The Financial Conduct Authority is to investigate how payment protection insurance (PPI) compensation is being paid.
Lenders have been paying redress to consumers who were wrongly sold loan insurance policies, with £17.3bn paid out between January 2011 and October 2014.
The consumer finance watchdog now plans to look at whether the current compensation scheme is meeting its aims of protecting borrowers and restoring faith in the financial system.
It comes months after banks, credit card firms and loan providers agreed to reassess two and a half million claims from 2012 and 2013, which may have been unfairly rejected or underpaid.

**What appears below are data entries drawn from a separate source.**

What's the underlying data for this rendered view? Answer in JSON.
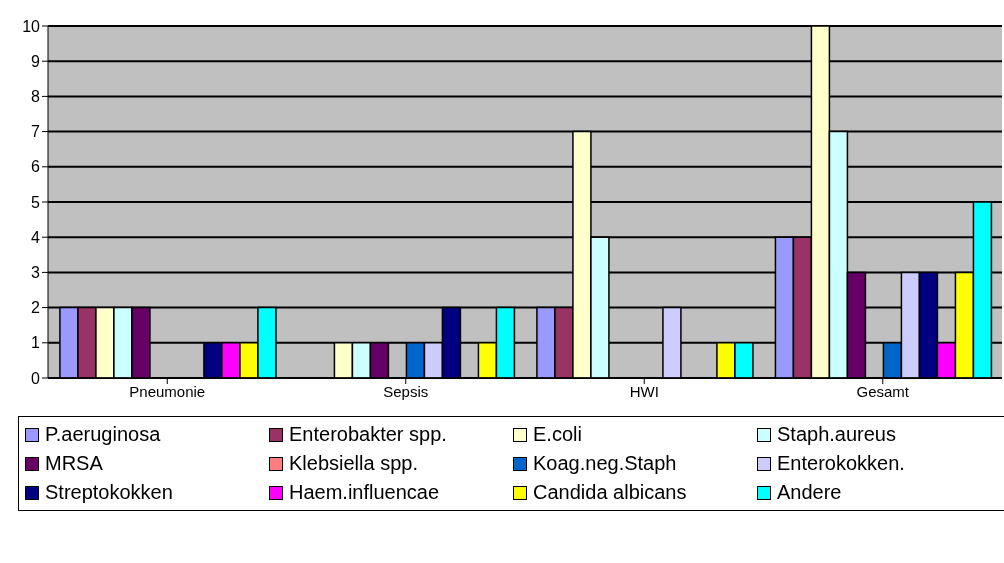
{
  "chart_data": {
    "type": "bar",
    "categories": [
      "Pneumonie",
      "Sepsis",
      "HWI",
      "Gesamt"
    ],
    "series": [
      {
        "name": "P.aeruginosa",
        "color": "#9999ff",
        "values": [
          2,
          0,
          2,
          4
        ]
      },
      {
        "name": "Enterobakter spp.",
        "color": "#993366",
        "values": [
          2,
          0,
          2,
          4
        ]
      },
      {
        "name": "E.coli",
        "color": "#ffffcc",
        "values": [
          2,
          1,
          7,
          10
        ]
      },
      {
        "name": "Staph.aureus",
        "color": "#ccffff",
        "values": [
          2,
          1,
          4,
          7
        ]
      },
      {
        "name": "MRSA",
        "color": "#660066",
        "values": [
          2,
          1,
          0,
          3
        ]
      },
      {
        "name": "Klebsiella spp.",
        "color": "#ff8080",
        "values": [
          0,
          0,
          0,
          0
        ]
      },
      {
        "name": "Koag.neg.Staph",
        "color": "#0066cc",
        "values": [
          0,
          1,
          0,
          1
        ]
      },
      {
        "name": "Enterokokken.",
        "color": "#ccccff",
        "values": [
          0,
          1,
          2,
          3
        ]
      },
      {
        "name": "Streptokokken",
        "color": "#000080",
        "values": [
          1,
          2,
          0,
          3
        ]
      },
      {
        "name": "Haem.influencae",
        "color": "#ff00ff",
        "values": [
          1,
          0,
          0,
          1
        ]
      },
      {
        "name": "Candida albicans",
        "color": "#ffff00",
        "values": [
          1,
          1,
          1,
          3
        ]
      },
      {
        "name": "Andere",
        "color": "#00ffff",
        "values": [
          2,
          2,
          1,
          5
        ]
      }
    ],
    "ylim": [
      0,
      10
    ],
    "yticks": [
      0,
      1,
      2,
      3,
      4,
      5,
      6,
      7,
      8,
      9,
      10
    ],
    "grid": "y",
    "legend": "bottom"
  }
}
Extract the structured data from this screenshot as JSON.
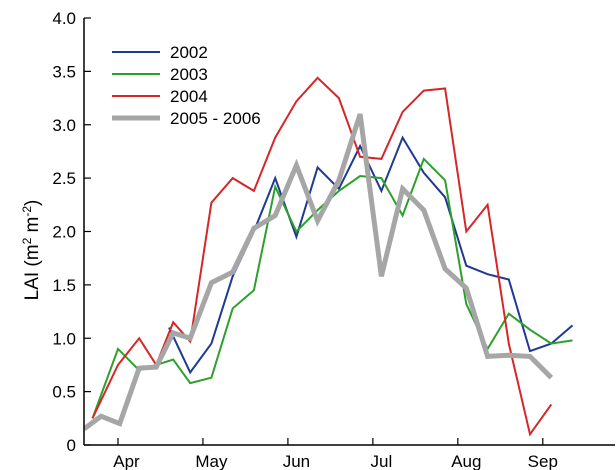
{
  "chart_data": {
    "type": "line",
    "ylabel_main": "LAI (m",
    "ylabel_sup1": "2",
    "ylabel_mid": " m",
    "ylabel_sup2": "-2",
    "ylabel_end": ")",
    "ylim": [
      0,
      4.0
    ],
    "xlim": [
      0,
      6.25
    ],
    "yticks": [
      {
        "value": 0,
        "label": "0"
      },
      {
        "value": 0.5,
        "label": "0.5"
      },
      {
        "value": 1.0,
        "label": "1.0"
      },
      {
        "value": 1.5,
        "label": "1.5"
      },
      {
        "value": 2.0,
        "label": "2.0"
      },
      {
        "value": 2.5,
        "label": "2.5"
      },
      {
        "value": 3.0,
        "label": "3.0"
      },
      {
        "value": 3.5,
        "label": "3.5"
      },
      {
        "value": 4.0,
        "label": "4.0"
      }
    ],
    "xticks": [
      0.4,
      1.4,
      2.4,
      3.4,
      4.4,
      5.4
    ],
    "categories": [
      {
        "label": "Apr",
        "x": 0.5
      },
      {
        "label": "May",
        "x": 1.5
      },
      {
        "label": "Jun",
        "x": 2.5
      },
      {
        "label": "Jul",
        "x": 3.5
      },
      {
        "label": "Aug",
        "x": 4.5
      },
      {
        "label": "Sep",
        "x": 5.4
      }
    ],
    "legend_position": "top-left",
    "series": [
      {
        "name": "2002",
        "color": "#1f3a93",
        "width": 2,
        "points": [
          [
            1.0,
            1.1
          ],
          [
            1.25,
            0.68
          ],
          [
            1.5,
            0.95
          ],
          [
            1.75,
            1.58
          ],
          [
            2.0,
            2.0
          ],
          [
            2.25,
            2.5
          ],
          [
            2.5,
            1.95
          ],
          [
            2.75,
            2.6
          ],
          [
            3.0,
            2.4
          ],
          [
            3.25,
            2.8
          ],
          [
            3.5,
            2.38
          ],
          [
            3.75,
            2.88
          ],
          [
            4.0,
            2.55
          ],
          [
            4.25,
            2.32
          ],
          [
            4.5,
            1.68
          ],
          [
            4.75,
            1.6
          ],
          [
            5.0,
            1.55
          ],
          [
            5.25,
            0.88
          ],
          [
            5.5,
            0.95
          ],
          [
            5.75,
            1.12
          ]
        ]
      },
      {
        "name": "2003",
        "color": "#2ca02c",
        "width": 2,
        "points": [
          [
            0.1,
            0.25
          ],
          [
            0.4,
            0.9
          ],
          [
            0.65,
            0.7
          ],
          [
            0.85,
            0.75
          ],
          [
            1.05,
            0.8
          ],
          [
            1.25,
            0.58
          ],
          [
            1.5,
            0.63
          ],
          [
            1.75,
            1.28
          ],
          [
            2.0,
            1.45
          ],
          [
            2.25,
            2.42
          ],
          [
            2.5,
            2.0
          ],
          [
            2.75,
            2.2
          ],
          [
            3.0,
            2.38
          ],
          [
            3.25,
            2.52
          ],
          [
            3.5,
            2.5
          ],
          [
            3.75,
            2.15
          ],
          [
            4.0,
            2.68
          ],
          [
            4.25,
            2.48
          ],
          [
            4.5,
            1.32
          ],
          [
            4.75,
            0.9
          ],
          [
            5.0,
            1.23
          ],
          [
            5.25,
            1.08
          ],
          [
            5.5,
            0.95
          ],
          [
            5.75,
            0.98
          ]
        ]
      },
      {
        "name": "2004",
        "color": "#d62728",
        "width": 2,
        "points": [
          [
            0.1,
            0.25
          ],
          [
            0.4,
            0.75
          ],
          [
            0.65,
            1.0
          ],
          [
            0.85,
            0.75
          ],
          [
            1.05,
            1.15
          ],
          [
            1.25,
            0.97
          ],
          [
            1.5,
            2.27
          ],
          [
            1.75,
            2.5
          ],
          [
            2.0,
            2.38
          ],
          [
            2.25,
            2.88
          ],
          [
            2.5,
            3.22
          ],
          [
            2.75,
            3.44
          ],
          [
            3.0,
            3.25
          ],
          [
            3.25,
            2.7
          ],
          [
            3.5,
            2.68
          ],
          [
            3.75,
            3.12
          ],
          [
            4.0,
            3.32
          ],
          [
            4.25,
            3.34
          ],
          [
            4.5,
            2.0
          ],
          [
            4.75,
            2.25
          ],
          [
            5.0,
            0.95
          ],
          [
            5.25,
            0.1
          ],
          [
            5.5,
            0.38
          ]
        ]
      },
      {
        "name": "2005 - 2006",
        "color": "#a6a6a6",
        "width": 5,
        "points": [
          [
            0.0,
            0.15
          ],
          [
            0.2,
            0.27
          ],
          [
            0.42,
            0.2
          ],
          [
            0.65,
            0.72
          ],
          [
            0.85,
            0.73
          ],
          [
            1.05,
            1.05
          ],
          [
            1.25,
            1.0
          ],
          [
            1.5,
            1.52
          ],
          [
            1.75,
            1.62
          ],
          [
            2.0,
            2.03
          ],
          [
            2.25,
            2.15
          ],
          [
            2.5,
            2.62
          ],
          [
            2.75,
            2.1
          ],
          [
            3.0,
            2.48
          ],
          [
            3.25,
            3.1
          ],
          [
            3.5,
            1.58
          ],
          [
            3.75,
            2.4
          ],
          [
            4.0,
            2.2
          ],
          [
            4.25,
            1.65
          ],
          [
            4.5,
            1.47
          ],
          [
            4.75,
            0.83
          ],
          [
            5.0,
            0.84
          ],
          [
            5.25,
            0.83
          ],
          [
            5.5,
            0.63
          ]
        ]
      }
    ]
  }
}
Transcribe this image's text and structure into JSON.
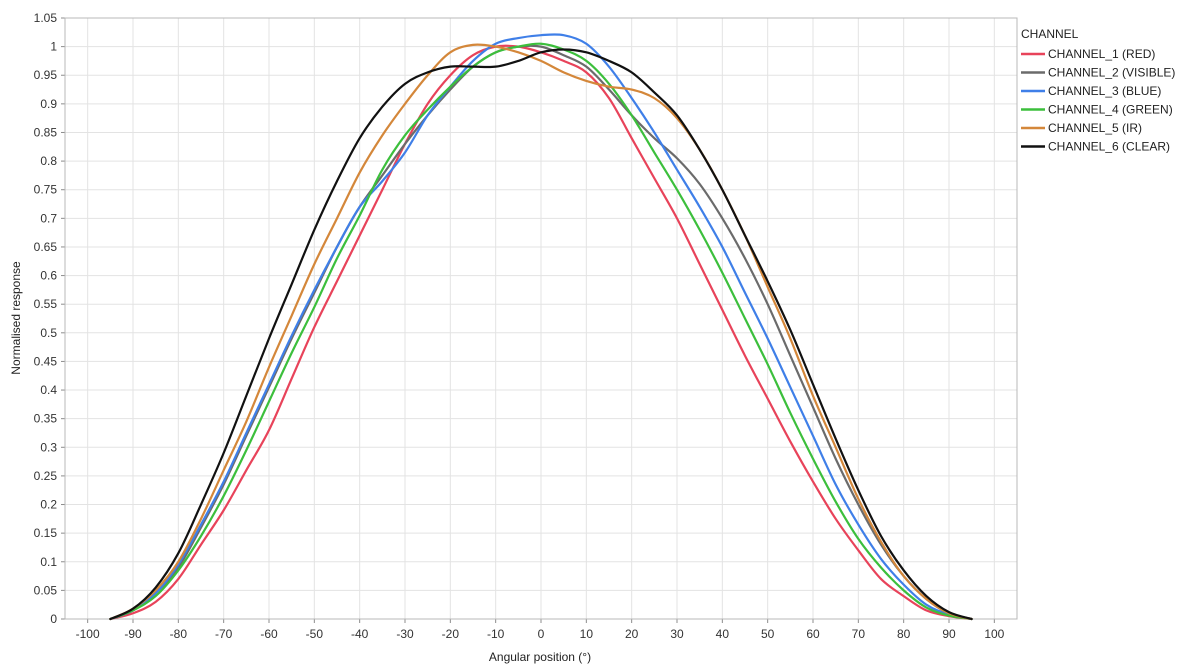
{
  "chart_data": {
    "type": "line",
    "title": "",
    "xlabel": "Angular position (°)",
    "ylabel": "Normalised response",
    "xlim": [
      -105,
      105
    ],
    "ylim": [
      0,
      1.05
    ],
    "x_ticks": [
      -100,
      -90,
      -80,
      -70,
      -60,
      -50,
      -40,
      -30,
      -20,
      -10,
      0,
      10,
      20,
      30,
      40,
      50,
      60,
      70,
      80,
      90,
      100
    ],
    "y_ticks": [
      0,
      0.05,
      0.1,
      0.15,
      0.2,
      0.25,
      0.3,
      0.35,
      0.4,
      0.45,
      0.5,
      0.55,
      0.6,
      0.65,
      0.7,
      0.75,
      0.8,
      0.85,
      0.9,
      0.95,
      1,
      1.05
    ],
    "grid": true,
    "legend": {
      "title": "CHANNEL",
      "position": "right"
    },
    "series": [
      {
        "name": "CHANNEL_1 (RED)",
        "color": "#e8435a",
        "x": [
          -95,
          -90,
          -85,
          -80,
          -75,
          -70,
          -65,
          -60,
          -55,
          -50,
          -45,
          -40,
          -35,
          -30,
          -25,
          -20,
          -15,
          -10,
          -5,
          0,
          5,
          10,
          15,
          20,
          25,
          30,
          35,
          40,
          45,
          50,
          55,
          60,
          65,
          70,
          75,
          80,
          85,
          90,
          95
        ],
        "y": [
          0,
          0.01,
          0.03,
          0.07,
          0.13,
          0.19,
          0.26,
          0.33,
          0.42,
          0.51,
          0.59,
          0.67,
          0.75,
          0.83,
          0.9,
          0.95,
          0.985,
          1.0,
          1.0,
          0.99,
          0.975,
          0.955,
          0.91,
          0.84,
          0.77,
          0.7,
          0.62,
          0.54,
          0.46,
          0.385,
          0.31,
          0.24,
          0.175,
          0.12,
          0.07,
          0.04,
          0.015,
          0.005,
          0
        ]
      },
      {
        "name": "CHANNEL_2 (VISIBLE)",
        "color": "#6b6b6b",
        "x": [
          -95,
          -90,
          -85,
          -80,
          -75,
          -70,
          -65,
          -60,
          -55,
          -50,
          -45,
          -40,
          -35,
          -30,
          -25,
          -20,
          -15,
          -10,
          -5,
          0,
          5,
          10,
          15,
          20,
          25,
          30,
          35,
          40,
          45,
          50,
          55,
          60,
          65,
          70,
          75,
          80,
          85,
          90,
          95
        ],
        "y": [
          0,
          0.015,
          0.045,
          0.09,
          0.16,
          0.235,
          0.32,
          0.405,
          0.49,
          0.57,
          0.65,
          0.72,
          0.775,
          0.83,
          0.88,
          0.925,
          0.965,
          0.99,
          1.0,
          1.0,
          0.985,
          0.965,
          0.925,
          0.88,
          0.84,
          0.805,
          0.76,
          0.7,
          0.63,
          0.55,
          0.46,
          0.37,
          0.28,
          0.2,
          0.13,
          0.075,
          0.035,
          0.01,
          0
        ]
      },
      {
        "name": "CHANNEL_3 (BLUE)",
        "color": "#3f7fe8",
        "x": [
          -95,
          -90,
          -85,
          -80,
          -75,
          -70,
          -65,
          -60,
          -55,
          -50,
          -45,
          -40,
          -35,
          -30,
          -25,
          -20,
          -15,
          -10,
          -5,
          0,
          5,
          10,
          15,
          20,
          25,
          30,
          35,
          40,
          45,
          50,
          55,
          60,
          65,
          70,
          75,
          80,
          85,
          90,
          95
        ],
        "y": [
          0,
          0.015,
          0.045,
          0.095,
          0.165,
          0.24,
          0.325,
          0.41,
          0.495,
          0.575,
          0.65,
          0.72,
          0.765,
          0.815,
          0.88,
          0.93,
          0.975,
          1.005,
          1.015,
          1.02,
          1.02,
          1.005,
          0.965,
          0.91,
          0.85,
          0.785,
          0.72,
          0.65,
          0.57,
          0.49,
          0.405,
          0.32,
          0.235,
          0.165,
          0.105,
          0.06,
          0.025,
          0.008,
          0
        ]
      },
      {
        "name": "CHANNEL_4 (GREEN)",
        "color": "#3cbf3c",
        "x": [
          -95,
          -90,
          -85,
          -80,
          -75,
          -70,
          -65,
          -60,
          -55,
          -50,
          -45,
          -40,
          -35,
          -30,
          -25,
          -20,
          -15,
          -10,
          -5,
          0,
          5,
          10,
          15,
          20,
          25,
          30,
          35,
          40,
          45,
          50,
          55,
          60,
          65,
          70,
          75,
          80,
          85,
          90,
          95
        ],
        "y": [
          0,
          0.015,
          0.04,
          0.085,
          0.145,
          0.215,
          0.295,
          0.38,
          0.465,
          0.545,
          0.63,
          0.705,
          0.785,
          0.845,
          0.89,
          0.93,
          0.965,
          0.99,
          1.0,
          1.005,
          0.995,
          0.975,
          0.935,
          0.88,
          0.815,
          0.75,
          0.68,
          0.605,
          0.525,
          0.445,
          0.36,
          0.28,
          0.205,
          0.14,
          0.09,
          0.05,
          0.02,
          0.006,
          0
        ]
      },
      {
        "name": "CHANNEL_5 (IR)",
        "color": "#d4873a",
        "x": [
          -95,
          -90,
          -85,
          -80,
          -75,
          -70,
          -65,
          -60,
          -55,
          -50,
          -45,
          -40,
          -35,
          -30,
          -25,
          -20,
          -15,
          -10,
          -5,
          0,
          5,
          10,
          15,
          20,
          25,
          30,
          35,
          40,
          45,
          50,
          55,
          60,
          65,
          70,
          75,
          80,
          85,
          90,
          95
        ],
        "y": [
          0,
          0.018,
          0.05,
          0.1,
          0.175,
          0.26,
          0.345,
          0.44,
          0.53,
          0.62,
          0.7,
          0.78,
          0.845,
          0.9,
          0.95,
          0.99,
          1.003,
          1.0,
          0.99,
          0.975,
          0.955,
          0.94,
          0.93,
          0.925,
          0.91,
          0.875,
          0.82,
          0.75,
          0.67,
          0.58,
          0.49,
          0.39,
          0.3,
          0.21,
          0.135,
          0.075,
          0.035,
          0.01,
          0
        ]
      },
      {
        "name": "CHANNEL_6 (CLEAR)",
        "color": "#111111",
        "x": [
          -95,
          -90,
          -85,
          -80,
          -75,
          -70,
          -65,
          -60,
          -55,
          -50,
          -45,
          -40,
          -35,
          -30,
          -25,
          -20,
          -15,
          -10,
          -5,
          0,
          5,
          10,
          15,
          20,
          25,
          30,
          35,
          40,
          45,
          50,
          55,
          60,
          65,
          70,
          75,
          80,
          85,
          90,
          95
        ],
        "y": [
          0,
          0.018,
          0.055,
          0.115,
          0.2,
          0.29,
          0.39,
          0.49,
          0.585,
          0.68,
          0.765,
          0.84,
          0.895,
          0.935,
          0.955,
          0.965,
          0.965,
          0.965,
          0.975,
          0.99,
          0.995,
          0.99,
          0.975,
          0.955,
          0.92,
          0.88,
          0.82,
          0.75,
          0.67,
          0.59,
          0.505,
          0.41,
          0.315,
          0.225,
          0.145,
          0.085,
          0.04,
          0.012,
          0
        ]
      }
    ]
  }
}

High street banks including Lloyds, Barclays, HSBC and Royal Bank of Scotland have already set aside £24bn to compensate consumers.
Yorkshire Bank was forced to put additional funds aside in 2013 and 2014 to settle PPI complaints.
It brought the total funds set aside to deal with conduct issues at Yorkshire and Clydesdale banks, including the mis-selling of other products, close to £1bn.
The Financial Conduct Authority (FCA) said findings from its investigation will be published in the summer.
It will then consider whether “further interventions” are needed, which could include a consumer campaign, changes to compensation rules including time limits on complaints, or ending the PPI scheme in its current form.
In August, the FCA said providers have handled more than 13 million complaints since 2007 and paid compensation on more than 70 percent of complaints.
But Which? executive director Richard Lloyd said banks “should be doing more” to resolve complaints.
He said: “People shouldn’t be forced to take their complaint to the Financial Ombudsman, or use unscrupulous claims management companies.”